Women's jobs tend to either be:

  1. Caring directly for children and the infirm -- the same work women always did.

  2. Bureaucratic make work

  3. Work that is leveraging female sexuality -- I include in this almost all sales, marketing, baristas, waitresses, etc. Even for most office jobs, I believe that women's productivity is massively overrated and they are usually hired as affirmative action hires or as a perk for the productive male workers.

It's not a novelty of modernity that women can make money outside of the home. It is only in the late stage of civilizational degeneracy that women are allowed to work outside the home, and think that other things are more important than raising their own children.

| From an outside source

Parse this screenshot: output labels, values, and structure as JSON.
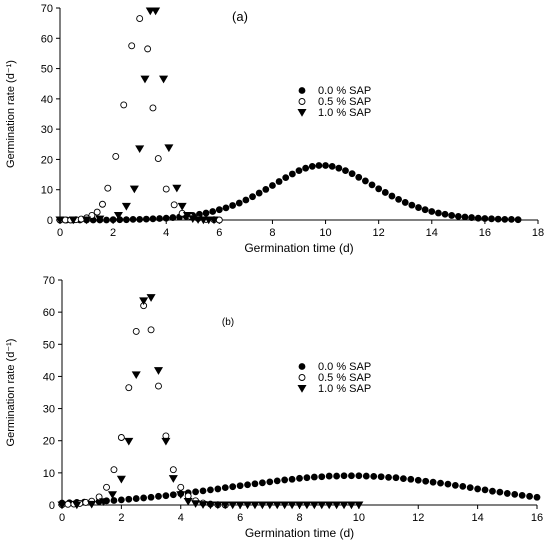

Historically, they would be working outside the home as dancers, geishas, actresses, socialites, prostitutes, etc.

A pet theory of mine is that a lot of the modern confusion around gender and sex stems from the fact that in the ancestral environment sex differences were just so obvious that there was no chance to become confused, so we didn't evolve to recognize our sex outside of them.

What I think has changed is mass media and mass education. We are bombarded with fictional imagery of fighting women, working women, productive women in the office, bad-ass women, etc. so we ignore our own personal experiences, and instead take what we see in movies and on TV as the default. We are given years of schooling where what we believe is dictated by who can rewrite the textbooks, and not by a slowly evolved tradition that gets taught from parent to child.

But yes, the concept of "gender roles", that is, the idea that the cultural roles we associated with men and women are somehow separate from biological sex, is entirely novel. And it is wrong, it is an anti-concept. Societies have "sex roles", not "gender roles."